Tuesday, April 10, 2018

Oboedire "Practicing the Better: Commitment" by J. Steven Harper for Wednesday, 11 April 2018

Oboedire  "Practicing the Better: Commitment" by J. Steven Harper for Wednesday, 11 April 2018
One of the first things we learn about Covenant is that it is not strictly speaking a contract. It has elements that are contractual in nature, but it has one significant difference--it is not null and void if we default. God does not foreclose because the Covenant is a relationship, not a regulation.
The phrase for this is "steadfast love" (hesed), and it runs across the pages of the Old Testament, becoming agapé in the New Testament. Unfortunately, one of the biggest misinterpretations of Scripture is the allegation that the Old Testament is about Law, and the New Testament is about Love. No, no, no--it is Love all the way through: hesed/agapé from cover to cover! This is seen in Deuteronomy 6:4 and Leviticus 19:18, the two passages Jesus combined to show the essence of the Covenant and of the Christian life (Matthew 22:34-40).
Walter Brueggeman has repeatedly pointed this out in his writings, that the Torah was a love document, not a law code. [1]. After the fall in Genesis 3, it was the way God sought to turn things around and stop the downward spiral created by the originating sin of egotism/ethnocentrism. God initiated the redemption.

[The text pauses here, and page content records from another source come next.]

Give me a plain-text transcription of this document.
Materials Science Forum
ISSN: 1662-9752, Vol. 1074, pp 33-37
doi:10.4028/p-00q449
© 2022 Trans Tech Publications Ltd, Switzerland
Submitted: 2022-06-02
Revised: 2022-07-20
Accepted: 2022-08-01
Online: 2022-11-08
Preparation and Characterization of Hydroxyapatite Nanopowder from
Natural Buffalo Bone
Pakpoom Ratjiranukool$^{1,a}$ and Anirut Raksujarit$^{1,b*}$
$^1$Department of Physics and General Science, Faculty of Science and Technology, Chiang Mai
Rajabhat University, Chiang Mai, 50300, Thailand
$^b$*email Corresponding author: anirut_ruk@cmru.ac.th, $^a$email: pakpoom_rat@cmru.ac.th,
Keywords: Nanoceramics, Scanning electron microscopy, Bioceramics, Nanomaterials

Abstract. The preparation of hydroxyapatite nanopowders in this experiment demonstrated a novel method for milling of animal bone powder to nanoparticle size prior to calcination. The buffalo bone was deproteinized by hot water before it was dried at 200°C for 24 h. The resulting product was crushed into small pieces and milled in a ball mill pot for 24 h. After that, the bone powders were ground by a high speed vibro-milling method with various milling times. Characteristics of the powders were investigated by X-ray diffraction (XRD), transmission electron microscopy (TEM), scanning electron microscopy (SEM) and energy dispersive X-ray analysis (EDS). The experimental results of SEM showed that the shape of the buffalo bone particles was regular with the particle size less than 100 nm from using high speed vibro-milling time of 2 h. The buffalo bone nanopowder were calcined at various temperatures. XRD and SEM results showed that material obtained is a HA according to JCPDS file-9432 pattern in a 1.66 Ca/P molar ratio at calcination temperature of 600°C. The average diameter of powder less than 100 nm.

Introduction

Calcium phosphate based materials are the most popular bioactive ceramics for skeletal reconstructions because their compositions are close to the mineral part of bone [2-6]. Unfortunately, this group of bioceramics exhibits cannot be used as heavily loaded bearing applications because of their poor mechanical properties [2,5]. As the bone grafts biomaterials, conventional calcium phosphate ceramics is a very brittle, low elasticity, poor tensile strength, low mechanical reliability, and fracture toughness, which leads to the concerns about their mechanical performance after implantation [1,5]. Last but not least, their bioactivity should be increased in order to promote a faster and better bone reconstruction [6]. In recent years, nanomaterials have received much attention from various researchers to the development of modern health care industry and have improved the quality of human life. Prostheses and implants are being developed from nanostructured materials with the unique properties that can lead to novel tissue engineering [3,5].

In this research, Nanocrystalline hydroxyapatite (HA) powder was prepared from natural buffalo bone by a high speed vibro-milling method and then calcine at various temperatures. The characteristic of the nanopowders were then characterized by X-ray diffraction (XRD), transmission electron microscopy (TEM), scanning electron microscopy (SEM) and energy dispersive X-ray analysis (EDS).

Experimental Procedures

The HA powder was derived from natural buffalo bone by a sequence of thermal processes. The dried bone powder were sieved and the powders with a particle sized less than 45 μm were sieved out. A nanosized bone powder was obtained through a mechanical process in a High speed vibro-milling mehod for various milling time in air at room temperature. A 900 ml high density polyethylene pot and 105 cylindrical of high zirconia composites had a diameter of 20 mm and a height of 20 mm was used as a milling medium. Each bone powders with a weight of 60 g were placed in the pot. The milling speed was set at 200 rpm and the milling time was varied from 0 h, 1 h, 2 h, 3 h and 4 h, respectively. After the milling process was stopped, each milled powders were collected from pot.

The Covenant is, of course, based in mutual commitment. The phrase, "I will be your God, and you will be my people" shows this. And when mutual commitment is in place, life works the way God intended--just as it did in the Garden of Eden before the Fall. Mutual commitment via the Covenant is a "new Eden," not located in one place, but wherever God and humankind live together in love.
With respect to the practice of the better it means we do not act as we do to appease an angry God or to avoid foreclosure, but as our response to grace. It is not about "pay back" but about what people call "paying it forward"--as Jesus put it, "Freely you have received, freely give" (Matthew 10:8). The practice of the better means we consider it a privilege to care for others in keeping with the ways God has cared for us.
[1] Walter Brueggemann, 'Disruptive Grace' (Fortress Press, 2011. He speaks to this more than once, particularly in the section about "Torah."